Visible mold can appear in hay bales within 3 to 7 days when moisture levels are above 20% and ambient conditions are warm and humid. Mold grows more rapidly in the center of dense, round bales due to trapped moisture and heat. Before mold appears, microbes degrade proteins and carbohydrates, making moisture at baling the key quality control factor.
3) Can wet hay bales catch fire on their own?
Yes. When internal bale temperatures climb above 170°F (77°C), oxidative chemical reactions can take over from microbial activity and push temperatures into the combustion range of 448 to 527°F. The risk is highest in stacked round bales, where outer layers insulate the hot core.
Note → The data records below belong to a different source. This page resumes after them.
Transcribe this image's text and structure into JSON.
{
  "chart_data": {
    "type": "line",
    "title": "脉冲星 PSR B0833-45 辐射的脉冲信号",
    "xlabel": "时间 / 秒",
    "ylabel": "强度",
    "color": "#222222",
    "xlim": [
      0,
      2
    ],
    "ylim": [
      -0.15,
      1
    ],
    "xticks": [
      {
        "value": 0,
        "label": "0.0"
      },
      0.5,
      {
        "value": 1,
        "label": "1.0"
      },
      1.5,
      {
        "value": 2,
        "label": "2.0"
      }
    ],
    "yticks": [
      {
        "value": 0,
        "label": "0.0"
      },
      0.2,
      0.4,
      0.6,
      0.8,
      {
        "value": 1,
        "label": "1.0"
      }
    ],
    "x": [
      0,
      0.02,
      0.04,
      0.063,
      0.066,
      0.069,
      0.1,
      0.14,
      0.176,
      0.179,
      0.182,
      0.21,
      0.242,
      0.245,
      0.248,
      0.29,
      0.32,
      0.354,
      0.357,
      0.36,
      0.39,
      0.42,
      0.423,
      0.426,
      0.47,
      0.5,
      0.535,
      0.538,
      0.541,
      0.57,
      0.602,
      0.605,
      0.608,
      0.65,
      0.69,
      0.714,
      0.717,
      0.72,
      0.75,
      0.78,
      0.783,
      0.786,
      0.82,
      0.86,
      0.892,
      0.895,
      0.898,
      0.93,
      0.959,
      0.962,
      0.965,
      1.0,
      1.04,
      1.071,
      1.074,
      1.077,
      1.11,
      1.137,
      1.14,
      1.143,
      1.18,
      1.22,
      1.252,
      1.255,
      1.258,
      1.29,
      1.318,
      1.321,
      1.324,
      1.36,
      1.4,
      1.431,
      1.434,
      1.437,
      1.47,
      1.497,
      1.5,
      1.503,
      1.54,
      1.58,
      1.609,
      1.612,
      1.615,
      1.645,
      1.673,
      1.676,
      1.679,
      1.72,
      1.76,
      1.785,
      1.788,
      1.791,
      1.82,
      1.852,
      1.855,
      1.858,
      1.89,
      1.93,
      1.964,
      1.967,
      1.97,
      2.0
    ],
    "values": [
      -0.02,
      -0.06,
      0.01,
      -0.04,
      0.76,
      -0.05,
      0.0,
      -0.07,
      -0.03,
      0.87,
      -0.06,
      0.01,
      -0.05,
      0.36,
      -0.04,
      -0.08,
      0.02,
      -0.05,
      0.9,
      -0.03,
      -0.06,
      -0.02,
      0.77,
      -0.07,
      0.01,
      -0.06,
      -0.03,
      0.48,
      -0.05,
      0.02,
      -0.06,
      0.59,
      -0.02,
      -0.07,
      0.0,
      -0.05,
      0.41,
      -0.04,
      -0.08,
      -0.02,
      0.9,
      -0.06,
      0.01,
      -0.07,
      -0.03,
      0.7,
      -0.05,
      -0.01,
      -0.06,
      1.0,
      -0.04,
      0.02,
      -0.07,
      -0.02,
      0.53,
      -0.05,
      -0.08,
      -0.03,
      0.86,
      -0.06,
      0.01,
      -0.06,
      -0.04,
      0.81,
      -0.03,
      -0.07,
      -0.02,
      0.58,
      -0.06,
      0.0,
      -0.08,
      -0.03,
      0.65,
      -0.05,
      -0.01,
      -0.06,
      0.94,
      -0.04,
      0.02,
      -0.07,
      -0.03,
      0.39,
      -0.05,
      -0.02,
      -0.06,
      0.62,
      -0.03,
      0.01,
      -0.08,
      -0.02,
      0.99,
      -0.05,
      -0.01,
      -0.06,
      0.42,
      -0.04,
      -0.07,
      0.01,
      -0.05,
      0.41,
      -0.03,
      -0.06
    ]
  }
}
Most hay fires occur within six weeks of baling, so daily temperature checks during that window are essential when bales are put up at elevated moisture levels.
4) When should I switch from dry hay to baleage?
If forage is consistently coming in above 18 to 20% moisture or weather windows for drying are unreliable, switching to baleage is usually the better option. Baleage works by wrapping high-moisture forage (typically 40 to 60% moisture) in airtight silage film, which creates an anaerobic environment for proper fermentation. Investing in good round bale wrap is beneficial due to less spoilage, preserved feed quality, and the possibility of baling in weather unsuitable for dry hay.